According to a survey of U.S. consumers commissioned by NCR Corporation, unprecedented price wars and product promotions by retailers may be saving consumers money, but also costing them more in terms of personal time.
The research reveals that bargain conscious American consumers are spending more time evaluating less familiar brands, switching among stores to capitalize on deals, and also scheduling their shopping trips to coincide with the arrival of paychecks.
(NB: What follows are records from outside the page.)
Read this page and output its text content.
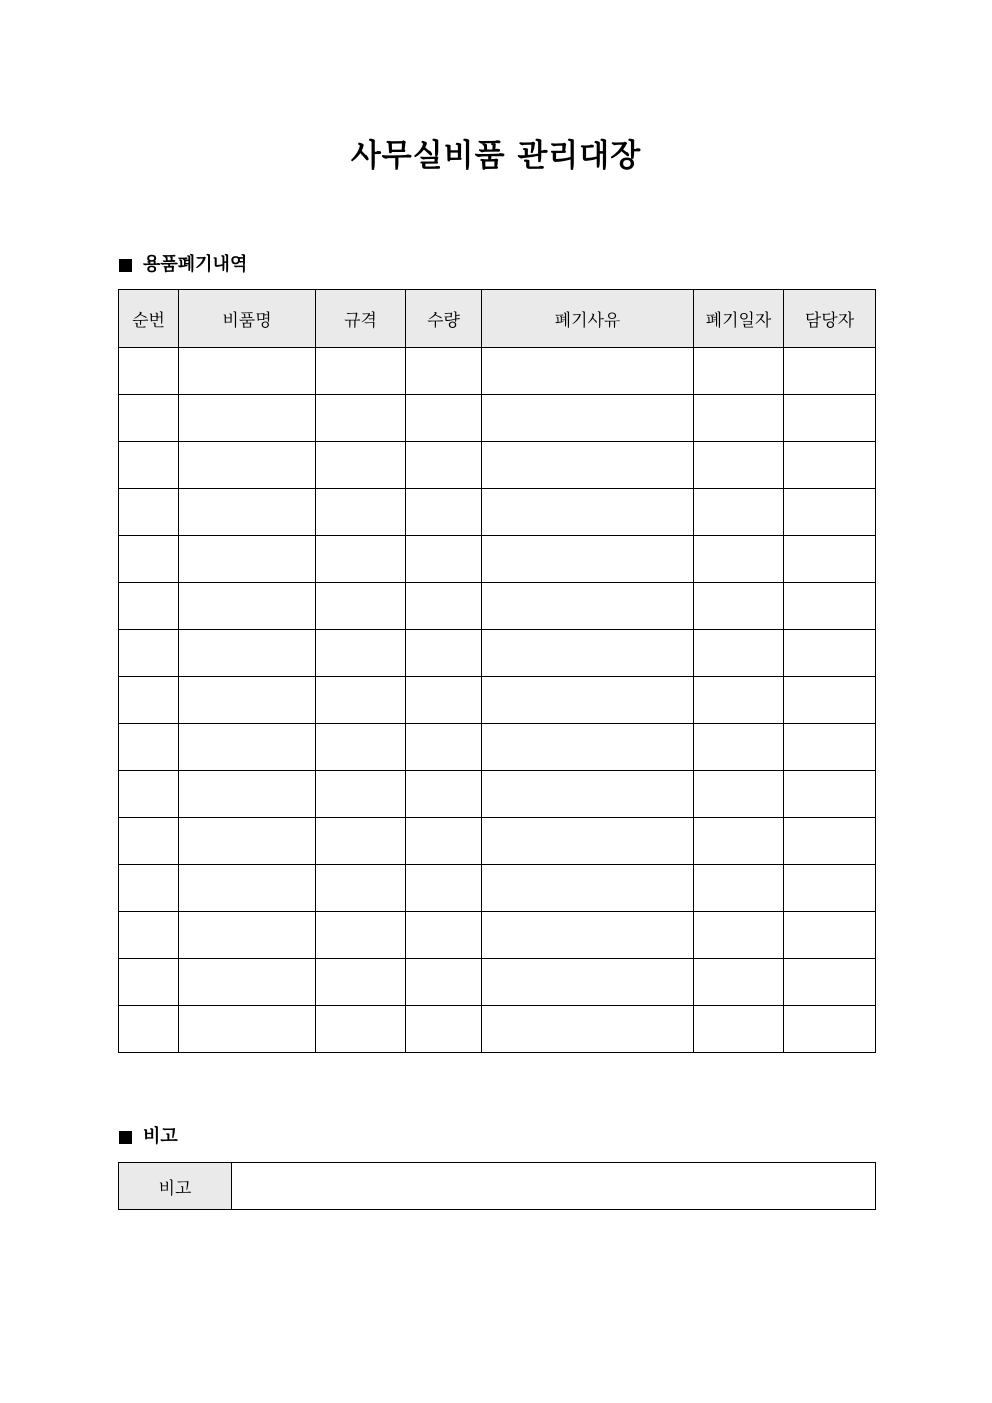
사무실비품 관리대장
용품폐기내역
순번	비품명	규격	수량	폐기사유	폐기일자	담당자

비고
비고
As a result, retailers stand the best chance of winning consumers' business if they can make things faster and easier through more in-store help from staff, faster checkout, and seamless integration of store offerings with Internet and mobile technologies.
The research findings, unveiled at this year's National Retail Federation (NRF) show, reveal that the efforts by retailers to drive sales through discount and promotions are having a major effect on shoppers' purchasing decisions and behavior.
- 53 percent are using the Internet more frequently to research products and prices.
- 46 percent want to receive price comparisons, product reviews, coupons, promotions and store sales information online or via email.
- Almost half, 49 percent, are switching between retailers, shop hopping to get better value.
'Shop hopping' also takes the form of more just in time trips in order take advantage of deals and manage their cash flow.
- 80 percent said that they are buying discount or sale items.
- Over a quarter, 26 percent, are making more frequent shopping trips to take advantage of promotions.
- 21 percent are shopping at stores with more flexible hours and 17 percent are increasing trips in line with pay day.
The economic downturn is affecting decisions made in store as consumers switch to more unfamiliar products. While people are spending more time in store making decisions, they also want to get out of the store faster.
- 63 percent are trading down to own or store brand or generic products rather than branded goods.
- 44 percent are preparing meals for special occasions, rather than eating out.
- 43 percent are buying ingredients from scratch, rather than ready meals.
- 33 percent believe the tendency of other people to spend more time shopping is making stores busier.
- 44 percent report and increased desires to pay for shopping more quickly.
With in-store shopping patterns changing, a large majority of shoppers expect staff to help them in store.
- 73 percent believe that it is important that store employees are available to help locate products.
- 55 percent believe it is important that employees ensure discounted items are not out of stock.
- 48 percent believe staff advice on discount and promotions is important.
The self-service role
Critically, the research reveals that shoppers believe that a range of multi-channel and in-store self-service technologies play a vital role in meeting service needs and they will differentiate between retailers that offer these technologies and ones that do not.
- 72 percent said they are more likely to shop with a retailer that gives consumers the flexibility to interact easily via online, mobile and kiosk self-service channels versus a retailer that does not.
- Around half, 49 percent, believe that kiosks that show them where to find products in stores would be convenient.
- 43 percent believe receiving discount offerings and product information on large screens in store would be convenient, while 39 percent want self-return solutions for processing returns quickly.
According to NCR, retailers using self-checkout systems experience decreased customer queue time of 40 percent and increased checkout speed of 20 percent. Adopting a broader range self-service technology frees up more staff to improve service and revenue in stores, while delivering greater cost savings.
NCR commissioned BuzzBack Market Research to conduct this survey among 500 US respondents in December 2008. The results form part of the NCR's 2009 Self-Service consumer survey.